Они отправились в постель и занялись любовью. Как всегда, он довел ее до экстаза, и на какое-то мгновение ей стало все безразлично. Но недовольство тут же вернулось, и она снова спряталась в свою скорлупу, немного стыдясь своего поведения.

– Что ты имел в виду, говоря о худших вещах? – спросила она.

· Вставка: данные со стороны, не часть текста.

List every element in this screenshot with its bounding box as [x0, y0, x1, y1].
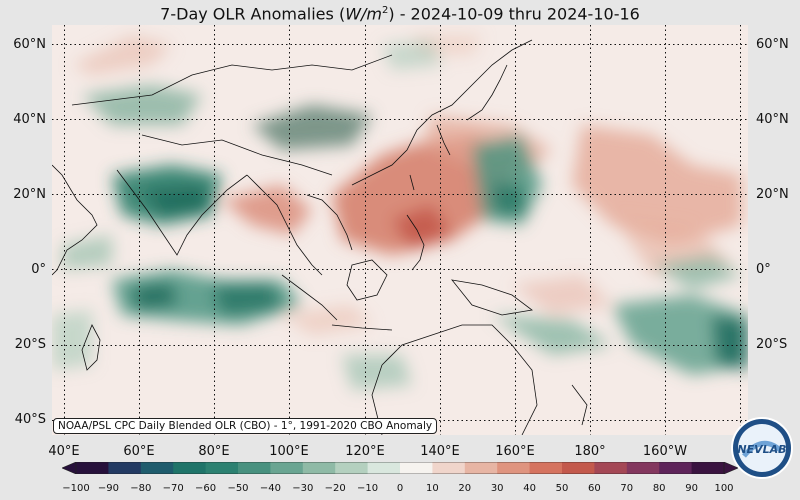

– Я имел в виду троллей, подобных Пико де Сайю и другим шерифам. Сегодня ко мне приходил кожевник и жаловался, что де Сай забрал у него шкуру коровы и три овечьи шкуры для себя лично. – Уолтеф сжал зубы. – Он приходит на рынок с солдатами и отбирает все, что приглянется. Если мои люди протестуют, их избивают или бросают в тюрьму. Он не шериф, а обыкновенный вор.

– И ты ничего не можешь сделать?

Уолтеф фыркнул.

– Де Сай – ставленник твоего дяди. Я Вильгельму несколько раз жаловался, но это ничего не дало. Создается впечатление, что вора будут терпеть, если он хороший солдат. Я и с самим де Сайем говорил, но тоже впустую. – Он криво улыбнулся. – Я бы мог, конечно, пойти на них с топором, как в Йорке, но это чревато последствиями, и мой бедный народ вынужден будет заплатить серебром и кровью за мой поступок, хотя они и сейчас платят не меньше.

Джудит ничего не сказала. Она знала, что де Сай превышает свои полномочия и Уолтеф прав. Но ей не нравилась горечь в его голосе. Как быстро он переносит свое недовольство на всех нормандцев! Она невольно начала защищаться.

– Я заплатил кожевнику за шкуры из своего собственного кошелька, – сказал он. – Но компенсация не означает справедливость, да и не могу я платить за все, что украдет де Сай.

– Может, тебе надо еще раз пожаловаться дяде, – предложила она.

Уолтеф с горечью рассмеялся.

– Он и слушать не станет. Де Сай у него в фаворе, а я считаюсь возмутителем спокойствия. Нет, он сделал со мной то, что намеревался – граф Нортумбрийский, Нортгемптонский и Хантингдонский – прекрасные титулы, а вся власть у шерифов.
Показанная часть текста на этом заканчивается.